Reputation: 54
Python Version: Python 3.6. I am trying to replace the Unicode character u"\u0092" (aka curly apostrophe) with a regular apostrophe.
I have tried all of the below:
mystring = <some string with problem character>
# option 1
mystring = mystring.replace(u"\u0092", u\"0027")
# option 2
mystring = mystring.replace(u"\u0092", "'")
# option 3
mystring = re.sub('\u0092',u"\u0027", mystring)
# option 4
mystring = re.sub('\u0092',u"'", mystring)

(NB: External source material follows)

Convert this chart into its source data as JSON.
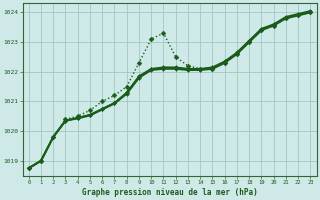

None of the above updates the character in mystring. Other sub and replace operations are working - which makes me think it is either an issue with how I am using the Unicode characters, or an issue with this particular character.
Update: I have also tried the suggestion below neither of which work:
mystring.decode("utf-8").replace(u"\u0092", u"\u0027").encode("utf-8")

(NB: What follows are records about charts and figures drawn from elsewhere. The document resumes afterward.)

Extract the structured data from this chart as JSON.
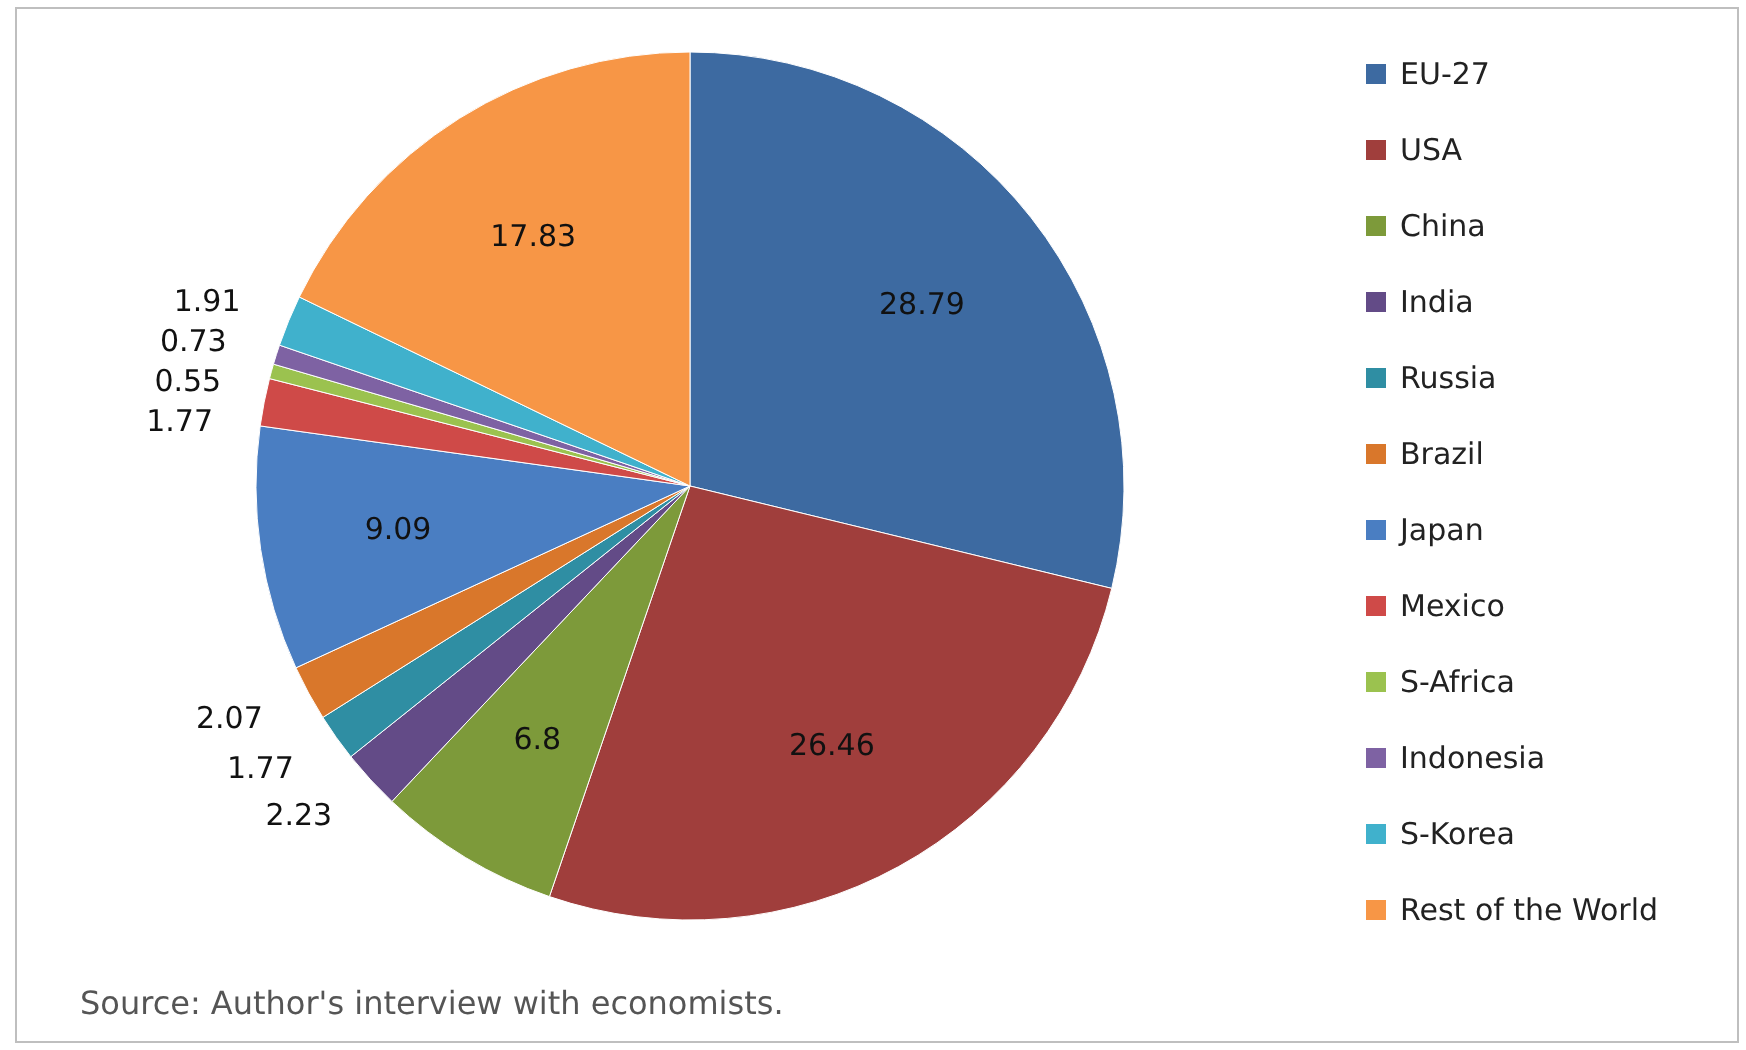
{
  "chart_data": {
    "type": "pie",
    "categories": [
      "EU-27",
      "USA",
      "China",
      "India",
      "Russia",
      "Brazil",
      "Japan",
      "Mexico",
      "S-Africa",
      "Indonesia",
      "S-Korea",
      "Rest of the World"
    ],
    "values": [
      28.79,
      26.46,
      6.8,
      2.23,
      1.77,
      2.07,
      9.09,
      1.77,
      0.55,
      0.73,
      1.91,
      17.83
    ],
    "colors": [
      "#3d6aa1",
      "#a03e3c",
      "#7d9a3a",
      "#634b87",
      "#2f8ea3",
      "#d9772b",
      "#4a7ec2",
      "#cf4a48",
      "#9bc24f",
      "#7e62a3",
      "#40b1cc",
      "#f79646"
    ],
    "data_labels": true,
    "legend": "right",
    "annotations": [
      "Source: Author's interview with economists."
    ]
  }
}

mystring.decode("utf-8").replace(u"\u2019", u"\u0027").encode("utf-8")
But it gives me the error: AttributeError: 'str' object has no attribute 'decode'
Just to Clarify: The IDE is not the core issue here. My question is why when I run replace or sub with a Unicode character and print the result does it not register - the character is still present in the string.
Upvotes: 0
Views: 1958
Reputation: 1281
your code is wrong it's \u2019
for apostrophe (’). from wikipedia
U+0092 146 Private Use 2 PU2
that's why eclipse is not happy.
with the right code:
#_*_ coding: utf8 _*_
import re
string = u"dkfljglkdfjg’fgkljlf"
string = string.replace(u"’", u"'"))
string = string.replace(u"\u2019", u"\u0027")
string = re.sub(u'\u2019',u"\u0027", string)
string = re.sub(u'’',u"'", string)
all solutions work
and don't call your vars str
Upvotes: 1